I have again come to appreciate the older style of vegetable--
sprawling, large framed, later maturing, longer yielding,
vigorously rooting. However, many of these old-timers have not seen
the attentions of a professional plant breeder for many years and
throw a fair percentage of bizarre, misshapen, nonproductive plants.
These "off types" can be compensated for by growing a somewhat
larger garden and allowing for some waste. Dr. Alan Kapuler, who
runs Peace Seeds, has brilliantly pointed out to me why heirloom
varieties are likely to be more nutritious.

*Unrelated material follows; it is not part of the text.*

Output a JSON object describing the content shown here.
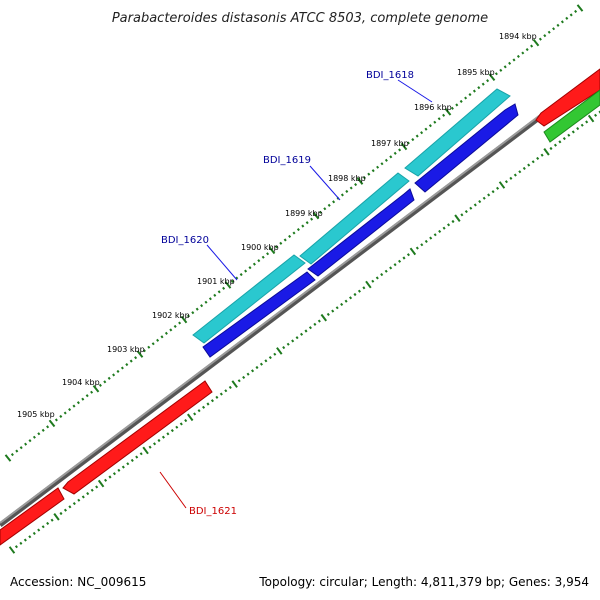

Propagated by centuries
of isolated homesteaders, heirlooms that survived did so because
these superior varieties helped the gardeners' better-nourished
babies pass through the gauntlet of childhood illnesses.

Plant Spacing: The Key to Water-Wise Gardening

Reduced plant density is the essence of dry gardening. The
recommended spacings in this section are those I have found workable
at Elkton, Oregon. My dry garden is generally laid out in single
rows, the row centers 4 feet apart. Some larger crops, like
potatoes, tomatoes, beans, and cucurbits (squash, cucumbers, and
melons) are allocated more elbow room. Those few requiring intensive
irrigation are grown on a raised bed, tightly spaced. I cannot
prescribe what would be the perfect, most efficient spacing for your
garden. Are your temperatures lower than mine and evaporation less?